EU-Saatgutverordnung bedroht kleine Produzenten und seltene Sorten in Deutschland
Reza HendriksEU-Saatgutverordnung bedroht kleine Produzenten und seltene Sorten in Deutschland
Ein geplanter EU-Saatgutverordnung wirft bei Kleinproduzenten und Hobbygärtnern in ganz Deutschland Besorgnis auf. Das neue Gesetz, das derzeit verhandelt wird, könnte strenge Zertifizierungsvorschriften und hohe Gebühren einführen – und damit seltene Sorten sowie lokale Betriebe bedrohen. Viele befürchten, dass die Änderungen kleine Erzeuger komplett vom Markt verdrängen könnten.
Die Gespräche über die Verordnung begannen im Februar 2026 und umfassen die Europäische Kommission, das Parlament sowie den Rat der Mitgliedstaaten. Während das Europäische Parlament Ausnahmen zum Schutz kleiner Produzenten fordert, setzt sich der Agrarrat der Minister für einen strengeren Kurs mit scharfen Kontrollen ein.
Nach den geplanten Regeln könnte der Handel mit traditionellem Saatgut deutlich erschwert werden. Kleine Produzenten in Düsseldorf haben bereits um ihre Existenzgrundlage gebangt, während Selbstversorger wie Anne Mommertz warnen, sie könnten die Möglichkeit verlieren, eigenes Saatgut anzubauen und zu tauschen. Ohne Nischenanbieter bliebe Gärtnern womöglich nur standardisiertes Saatgut großer Industriekonzerne.

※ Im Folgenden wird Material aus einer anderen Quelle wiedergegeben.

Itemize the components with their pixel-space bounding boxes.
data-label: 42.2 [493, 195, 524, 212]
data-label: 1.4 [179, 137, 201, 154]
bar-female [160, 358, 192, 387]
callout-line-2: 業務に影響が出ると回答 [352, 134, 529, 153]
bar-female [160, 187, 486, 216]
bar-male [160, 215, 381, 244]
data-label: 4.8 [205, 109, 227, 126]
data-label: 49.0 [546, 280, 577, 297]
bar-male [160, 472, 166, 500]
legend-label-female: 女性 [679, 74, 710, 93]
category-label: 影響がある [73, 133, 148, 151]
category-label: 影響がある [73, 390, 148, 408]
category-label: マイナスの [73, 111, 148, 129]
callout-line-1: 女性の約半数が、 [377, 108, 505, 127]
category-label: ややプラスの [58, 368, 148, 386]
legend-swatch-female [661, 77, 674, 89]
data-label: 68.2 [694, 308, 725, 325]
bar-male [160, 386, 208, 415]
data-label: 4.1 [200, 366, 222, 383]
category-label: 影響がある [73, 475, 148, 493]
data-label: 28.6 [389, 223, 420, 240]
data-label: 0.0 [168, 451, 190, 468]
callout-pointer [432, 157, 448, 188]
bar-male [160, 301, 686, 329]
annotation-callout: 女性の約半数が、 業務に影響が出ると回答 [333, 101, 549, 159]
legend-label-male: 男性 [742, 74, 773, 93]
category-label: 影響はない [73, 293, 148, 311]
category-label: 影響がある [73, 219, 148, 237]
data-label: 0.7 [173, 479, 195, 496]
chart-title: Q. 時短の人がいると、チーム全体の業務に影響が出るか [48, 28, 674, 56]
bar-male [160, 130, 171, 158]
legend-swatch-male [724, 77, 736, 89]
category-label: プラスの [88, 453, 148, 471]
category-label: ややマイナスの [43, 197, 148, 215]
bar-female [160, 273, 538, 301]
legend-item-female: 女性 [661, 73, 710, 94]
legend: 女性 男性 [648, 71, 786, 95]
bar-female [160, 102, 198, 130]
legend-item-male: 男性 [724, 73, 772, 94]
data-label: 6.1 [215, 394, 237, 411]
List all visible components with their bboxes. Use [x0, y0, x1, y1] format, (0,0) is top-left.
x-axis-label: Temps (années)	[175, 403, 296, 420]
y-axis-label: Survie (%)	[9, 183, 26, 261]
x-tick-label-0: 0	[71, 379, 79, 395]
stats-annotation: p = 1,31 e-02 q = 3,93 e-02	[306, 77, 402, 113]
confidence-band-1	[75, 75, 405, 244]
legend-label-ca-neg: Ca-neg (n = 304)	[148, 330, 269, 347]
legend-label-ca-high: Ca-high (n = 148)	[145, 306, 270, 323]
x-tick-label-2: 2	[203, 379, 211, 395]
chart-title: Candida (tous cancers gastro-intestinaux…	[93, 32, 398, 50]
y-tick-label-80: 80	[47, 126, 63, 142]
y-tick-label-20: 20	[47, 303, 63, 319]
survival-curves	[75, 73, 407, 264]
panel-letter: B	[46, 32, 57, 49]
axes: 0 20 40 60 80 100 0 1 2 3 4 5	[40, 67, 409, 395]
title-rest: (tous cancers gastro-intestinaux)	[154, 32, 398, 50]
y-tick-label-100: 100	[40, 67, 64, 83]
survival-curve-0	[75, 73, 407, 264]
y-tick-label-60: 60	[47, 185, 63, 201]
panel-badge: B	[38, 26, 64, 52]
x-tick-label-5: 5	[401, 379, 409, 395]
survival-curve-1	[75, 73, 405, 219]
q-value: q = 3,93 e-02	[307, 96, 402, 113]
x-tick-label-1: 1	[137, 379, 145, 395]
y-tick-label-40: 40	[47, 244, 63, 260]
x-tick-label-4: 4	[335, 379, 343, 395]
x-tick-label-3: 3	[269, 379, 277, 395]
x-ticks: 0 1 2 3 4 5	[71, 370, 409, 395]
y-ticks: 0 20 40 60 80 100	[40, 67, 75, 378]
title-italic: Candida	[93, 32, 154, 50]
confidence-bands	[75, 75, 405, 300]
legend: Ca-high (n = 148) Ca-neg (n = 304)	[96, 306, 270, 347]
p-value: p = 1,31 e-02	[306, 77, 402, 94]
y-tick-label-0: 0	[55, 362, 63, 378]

Saatgutbibliotheken in Köln und Neuss bemühen sich, die Artenvielfalt zu bewahren, indem sie kostenlose Saatgutleihe anbieten. Claudia Neufurth von der Stadtbibliothek Neuss verzeichnet eine hohe Nachfrage nach bestimmten Sorten. Doch selbst diese Initiativen könnten in Schwierigkeiten geraten, sollte die Verordnung in ihrer aktuellen Form verabschiedet werden.
Das Ergebnis der EU-Verhandlungen bleibt ungewiss. Falls die strengeren Regeln durchgesetzt werden, müssten kleine Saatguthersteller möglicherweise schließen, und seltene Pflanzensorten könnten vom Markt verschwinden. Gärtner und lokale Bibliotheken hätten dann weniger Möglichkeiten, an vielfältiges, traditionelles Saatgut zu gelangen.